Skandal wokół pożaru w Karaczi

Opublikowano: 19.10.2012r.

Fabryka ubrań w Pakistanie, w której we wrześniu 300 osób straciło życie w pożarze, produkowała dla dużej niemieckiej marki. Była też wielokrotnie audytowana i posiadała certyfikat SA8000.

Wyślij list ze strony Clean Clothes Campaign i zażądaj wypłaty zadośćuczynienia ofiarom i rodzinom zmarłych w pożarze w Ali Enterprises.

Pożar w fabryce w Karaczi w Pakistanie należącej do Ali Enterprises 11 września tego roku pochłonął 300 ofiar śmiertelnych (prawie połowę tam zatrudnionych), wielu ludzi odniosło też ciężkie obrażenia. Powodem były zakratowane okna, zamknięte wyjścia ewakuacyjne i brak jakiegokolwiek sprzętu gaśniczego.
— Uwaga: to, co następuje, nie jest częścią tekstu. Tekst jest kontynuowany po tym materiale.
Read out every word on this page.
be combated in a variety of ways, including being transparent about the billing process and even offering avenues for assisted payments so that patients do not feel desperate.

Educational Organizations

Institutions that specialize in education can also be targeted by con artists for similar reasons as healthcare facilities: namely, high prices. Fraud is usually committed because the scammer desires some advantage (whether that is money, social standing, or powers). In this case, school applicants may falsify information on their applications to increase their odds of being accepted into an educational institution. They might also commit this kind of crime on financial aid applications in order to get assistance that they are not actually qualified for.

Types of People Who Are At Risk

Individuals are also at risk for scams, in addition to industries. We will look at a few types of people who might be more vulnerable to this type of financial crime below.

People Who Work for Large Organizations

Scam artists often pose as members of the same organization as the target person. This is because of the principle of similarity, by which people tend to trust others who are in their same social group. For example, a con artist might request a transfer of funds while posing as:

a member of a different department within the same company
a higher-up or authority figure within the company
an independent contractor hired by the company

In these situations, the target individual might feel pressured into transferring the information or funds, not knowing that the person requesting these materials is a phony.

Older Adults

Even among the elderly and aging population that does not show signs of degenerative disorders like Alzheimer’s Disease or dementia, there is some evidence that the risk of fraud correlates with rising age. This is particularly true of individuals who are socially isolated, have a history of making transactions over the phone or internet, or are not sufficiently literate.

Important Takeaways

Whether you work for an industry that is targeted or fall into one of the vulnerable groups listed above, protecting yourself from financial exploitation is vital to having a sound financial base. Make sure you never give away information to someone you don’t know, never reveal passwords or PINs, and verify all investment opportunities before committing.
Jak wkrótce wyszło na jaw, fabryka produkowała dla firmy KIK, która prowadzi liczne dyskonty odzieżowe w Niemczech, Austrii, Czechach, Słowacji, na Węgrzech, a w tym roku otwarła także pierwsze sklepy w Polsce. Metki ubrań wyniesionych z budynków zniszczonych pożarem odpowiadały metkom ubrań sprzedawanych przez KIK. W świetle tego dowodu firma nie mogła wyprzeć się współpracy z pakistańskim producentem Ali Enterprises. Właściciele fabryki uciekli z miasta kilka godzin po pożarze, ich konta zostały zamrożone przez władze, oni sami wkrótce namierzeni i pozbawieni paszportów. Będą teraz w swoim kraju sądzeni za morderstwo. Tymczasem firma KIK na razie nie poniosła żadnej odpowiedzialności.